Characteristics of Evangelical Open and Relational Theology
In a previous blog entry, I noted many of the theological beliefs that open and relational theologians affirm. I now identify three characteristics of Evangelically-oriented open and relational thinkers.
I find these three tendencies among open and relational scholars in the Evangelical tradition:
Open theists appreciate and draw from reason, experience, and the Christian tradition. But open and relational theologians place primary importance on the Bible for things related to God, salvation, and the big questions of life. Scripture is principally authoritative.
Open and relational theists are typically not committed, however, to affirming everything the Bible says about science, history, or culture. Most open theologians are not biblical inerrantists, if biblical inerrancy is defined as the notion that the Bible is without any error whatsoever. This rejection of what I call “absolute inerrancy” distinguishes open and relational theology from Fundamentalism.
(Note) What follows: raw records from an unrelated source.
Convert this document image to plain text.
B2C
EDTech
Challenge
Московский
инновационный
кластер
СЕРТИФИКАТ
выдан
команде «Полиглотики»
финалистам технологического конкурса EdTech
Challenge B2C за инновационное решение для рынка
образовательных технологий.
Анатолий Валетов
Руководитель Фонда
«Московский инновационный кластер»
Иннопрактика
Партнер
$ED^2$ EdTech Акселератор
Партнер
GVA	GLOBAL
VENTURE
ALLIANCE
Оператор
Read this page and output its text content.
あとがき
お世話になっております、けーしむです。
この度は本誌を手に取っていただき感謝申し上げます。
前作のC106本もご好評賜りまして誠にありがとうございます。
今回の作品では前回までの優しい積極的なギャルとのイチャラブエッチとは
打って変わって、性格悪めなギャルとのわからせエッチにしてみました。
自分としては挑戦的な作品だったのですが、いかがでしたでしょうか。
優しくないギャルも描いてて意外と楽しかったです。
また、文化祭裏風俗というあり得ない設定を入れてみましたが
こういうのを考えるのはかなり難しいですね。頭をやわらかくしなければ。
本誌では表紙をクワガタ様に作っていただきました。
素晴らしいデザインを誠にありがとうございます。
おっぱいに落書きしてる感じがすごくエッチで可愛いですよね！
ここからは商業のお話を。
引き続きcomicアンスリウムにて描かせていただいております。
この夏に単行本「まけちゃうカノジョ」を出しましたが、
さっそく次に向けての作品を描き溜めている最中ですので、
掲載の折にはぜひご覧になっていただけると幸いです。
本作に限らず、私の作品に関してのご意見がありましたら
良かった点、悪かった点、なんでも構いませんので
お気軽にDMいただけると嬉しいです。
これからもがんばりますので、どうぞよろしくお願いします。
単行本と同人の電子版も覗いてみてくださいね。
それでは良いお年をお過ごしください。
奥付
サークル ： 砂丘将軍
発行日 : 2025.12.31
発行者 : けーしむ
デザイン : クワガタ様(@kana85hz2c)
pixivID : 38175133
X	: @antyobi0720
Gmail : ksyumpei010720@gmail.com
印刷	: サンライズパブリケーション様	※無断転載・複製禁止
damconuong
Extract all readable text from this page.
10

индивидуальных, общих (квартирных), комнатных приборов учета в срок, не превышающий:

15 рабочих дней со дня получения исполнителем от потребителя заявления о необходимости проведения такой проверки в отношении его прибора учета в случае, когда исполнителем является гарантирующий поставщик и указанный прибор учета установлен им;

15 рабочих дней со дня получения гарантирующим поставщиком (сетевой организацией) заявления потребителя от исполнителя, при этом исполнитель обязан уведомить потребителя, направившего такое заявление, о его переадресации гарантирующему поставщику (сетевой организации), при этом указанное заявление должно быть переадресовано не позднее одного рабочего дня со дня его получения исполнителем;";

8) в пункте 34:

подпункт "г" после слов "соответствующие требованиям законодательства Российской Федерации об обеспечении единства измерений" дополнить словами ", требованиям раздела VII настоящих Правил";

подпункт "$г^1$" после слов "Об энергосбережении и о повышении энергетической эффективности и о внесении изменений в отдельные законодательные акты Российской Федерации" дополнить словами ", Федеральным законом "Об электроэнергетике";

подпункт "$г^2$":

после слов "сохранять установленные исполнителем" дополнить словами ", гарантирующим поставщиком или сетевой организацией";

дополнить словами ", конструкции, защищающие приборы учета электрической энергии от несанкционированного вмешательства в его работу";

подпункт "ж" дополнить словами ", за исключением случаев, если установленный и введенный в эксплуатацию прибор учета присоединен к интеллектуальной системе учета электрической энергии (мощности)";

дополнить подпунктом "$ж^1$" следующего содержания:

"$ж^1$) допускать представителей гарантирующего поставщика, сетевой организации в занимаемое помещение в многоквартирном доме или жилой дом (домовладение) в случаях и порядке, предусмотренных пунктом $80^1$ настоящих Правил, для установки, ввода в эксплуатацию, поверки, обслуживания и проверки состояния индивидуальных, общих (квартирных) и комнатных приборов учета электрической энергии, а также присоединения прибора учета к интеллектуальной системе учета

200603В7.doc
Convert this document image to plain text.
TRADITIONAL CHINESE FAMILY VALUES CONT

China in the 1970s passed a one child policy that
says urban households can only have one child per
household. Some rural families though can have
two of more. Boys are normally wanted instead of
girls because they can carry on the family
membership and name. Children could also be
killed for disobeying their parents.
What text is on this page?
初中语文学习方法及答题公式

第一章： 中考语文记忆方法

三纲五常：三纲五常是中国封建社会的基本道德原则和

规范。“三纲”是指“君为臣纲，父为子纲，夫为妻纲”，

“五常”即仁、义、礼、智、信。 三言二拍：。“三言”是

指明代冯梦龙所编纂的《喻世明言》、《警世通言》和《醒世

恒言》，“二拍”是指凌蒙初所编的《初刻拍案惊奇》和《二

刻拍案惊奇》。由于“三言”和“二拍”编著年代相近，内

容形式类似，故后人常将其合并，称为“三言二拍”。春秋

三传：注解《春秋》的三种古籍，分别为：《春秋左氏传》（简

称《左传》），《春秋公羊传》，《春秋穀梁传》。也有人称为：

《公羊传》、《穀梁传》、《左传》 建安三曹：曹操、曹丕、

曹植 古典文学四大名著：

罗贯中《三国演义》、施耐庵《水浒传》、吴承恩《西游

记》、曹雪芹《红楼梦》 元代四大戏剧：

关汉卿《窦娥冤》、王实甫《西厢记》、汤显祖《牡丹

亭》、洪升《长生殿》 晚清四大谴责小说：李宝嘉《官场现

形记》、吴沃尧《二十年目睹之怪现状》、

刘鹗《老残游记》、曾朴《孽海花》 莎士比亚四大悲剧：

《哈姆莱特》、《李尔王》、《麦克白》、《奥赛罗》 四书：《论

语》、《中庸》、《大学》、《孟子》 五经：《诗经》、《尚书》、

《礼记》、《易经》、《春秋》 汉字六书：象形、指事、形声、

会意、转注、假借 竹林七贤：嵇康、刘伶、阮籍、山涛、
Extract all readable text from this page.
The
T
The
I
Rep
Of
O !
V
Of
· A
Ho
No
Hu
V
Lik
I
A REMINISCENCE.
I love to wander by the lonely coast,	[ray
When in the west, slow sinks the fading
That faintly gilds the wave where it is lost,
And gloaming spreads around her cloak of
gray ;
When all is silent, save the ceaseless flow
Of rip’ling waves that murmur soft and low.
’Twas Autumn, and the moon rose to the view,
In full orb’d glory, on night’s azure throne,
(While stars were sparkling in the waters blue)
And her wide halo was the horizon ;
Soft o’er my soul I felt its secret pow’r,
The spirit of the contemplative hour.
Yet the typical open and relational Evangelical theologian also rejects the label “liberal theologian” as a way to identify their views. The primacy of the Bible steers them away from more liberal theologian traditions
Evangelical Community Influence
While open and relational theologians may reside in just about any Christian denomination or subculture, a good number identify with the Evangelical Christian tradition. Virtually all of the major figures who adopt the label “Open theist” either teach at an Evangelically-oriented institution or attend a congregation whose members consider themselves Evangelicals.
The community with which we locate ourselves affects the way we do theology. Of course, the fact that Evangelical open and relational theists do theology in the broad Evangelical context does not also mean that they affirm all of the political and social issues normally associated with Evangelicals. In fact, Open theology sometimes draws advocates toward positions on political and social issues that do not fit either the typical conservative or liberal labels.
Most open and relational theologians want to talk about how things really are or might be. This not only includes talking about the world, it also means talking about God in a realistic way.
In terms of epistemology, open and relational theists tend to be realists or critical realists. They realize that language about God and the world has limitations. But they affirm that some language better identifies what is true about God and the world than other language.
These three factors, in themselves, position open and relational theology differently than other theological alternatives. They provide fruitful avenues for engaging the sciences, for instance. They provide ways of engaging Postmodernism in constructive ways that avoids extreme relativism. And they draw upon and support the Evangelical witness and passion to the good news revealed in Jesus Christ and lived out within the Church.
Of course, open and relational theologies have critics. But I believe the ideas and theological proposals in this way of thinking are potentially more helpful today than any of the alternatives.